Alacak sigortası ekonomi yönetiminin gündemine girmeye muvaffak oldu. Alacak sigortasının bu başarısı aslında reel piyasa için kurumsallık göstergesi olması yanında tahsil sorunun da büyüdüğüne işaret etmektedir.
Bu tür sigorta, Türkiye’de yaygın kullanım sorunu bulunan çok önemli bir finansal araçtır. Yurtiçinde reel sektörün vadeli yapısı, alacak sigortasına olan ihtiyacı diğer ekonomilerin ziyadesinde ön plana çıkarmaktadır. Piyasaların vadeli yapısının korunmasının önemi üzerinde daha önceki yazılarımda durmuştum. Türkiye’de hiperenflasyon olması beklenen dönemlerde bu riskten sakınmamızı sağlayan en önemli dinamiklerden birisinin reel piyasanın vadeli işleyişi olabileceğini tekrar hatırlatmakta fayda vardır. Reel piyasanın peşin satışa dönmesi, Türkiye özelinde ekonomiyi resesyona itecek bir sarmala etki edebilir. Vadeli piyasa yapısının yüksek bir kabiliyet olduğu bilinciyle korunması gerekmektedir.
Son 30 yılda güven kurumunun ve esnaflık kültürünün yıprandığı göz önüne alındığında makro faydası bariz olan alacak sigortası devamlı artan bir ihtiyaca dönüşmüştür. Poliçe maliyetleri, tüm müşteri portföyünün sigortalanamaması gibi sorunlarla yaygınlaştırılamayan alacak sigortalarının bazı türleriyse sıklıkla kullanılmaktadır. Örneğin kredili hayat veya kredi teminatlı işsizlik sigortaları alacak teminatı niteliğindeki sigortalardır. Bu poliçelerin üretilmesi üzerinde bir dayatma olmakla beraber sigorta şirketlerini poliçe üretmeye teşvik eden asıl unsur kreditörlerin tayınlama kabiliyetleridir. Yani vadeli alacağın tahsis sürecindeki özen poliçenin yaygınlaştırılmasında önemlidir.
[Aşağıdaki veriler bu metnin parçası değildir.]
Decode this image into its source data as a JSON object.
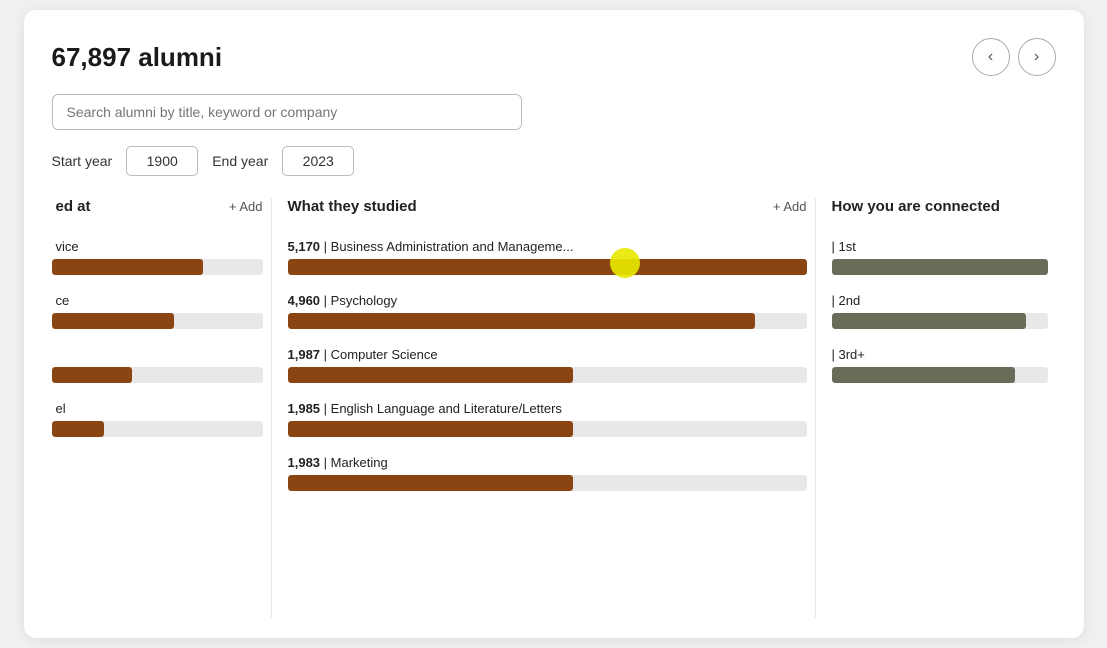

Reel sektör işletmelerinin kime, hangi vadede, ne kadar limitle vadeli satış gerçekleştireceklerine dair sistematik bir yaklaşımları bulunmaması ve alacak sigortalarının vadeli satışta özeni olumsuz etkileyebileceği düşünüldüğünde sigorta şirketlerinin alacak sigortası tarafında iştahlı olmaları beklenmez. İşletmelerin bu anlamda sürdürülebilir bir metodolojiyle vadeli satış gerçekleştirmeleri orta vadede sigorta şirketlerini teşvik edecek ilk unsurdur. Yazılan çek ve protestolu senet performansı takip edilmesi gereken diğer temel belirleyicilerden olacaktır. Evraksız ve açık hesap olarak bilinen satışların performansınınsa alacak karşılıkları kaleminde azalan bir trend üretmesi gerekmektedir. Alacak sigortasının asıl faydası ise bu gelişmelerden sonra ortaya çıkacaktır.
Firmalar bu anlamda gelişme sağladıktan sonra alacak sigortası esasen ikincil bir tahsis süreci oluşturacaktır. Firmaların tahsis süreci üzerine sigorta şirketleri ilaveten kendi metodolojilerini uygulayacağından ve ulusal ölçekte aynı alacaklıya verilen teminat tutarını izleyebileceğinden reel sektöre müşterileri hakkında sinyal verecektir. Bu yolla tahsil problemleri büyük oranda azaltılabilir. Aynı zamanda esnaf arasında güvenin yeniden tesis edilmesinde bir araç olarak kullanılabilir. Ekonomi yönetiminin bu anlamda aldığı tedbirlerin başarılı adaptasyonu için tüm çevreler sorumluluğunu yerine getirmelidir.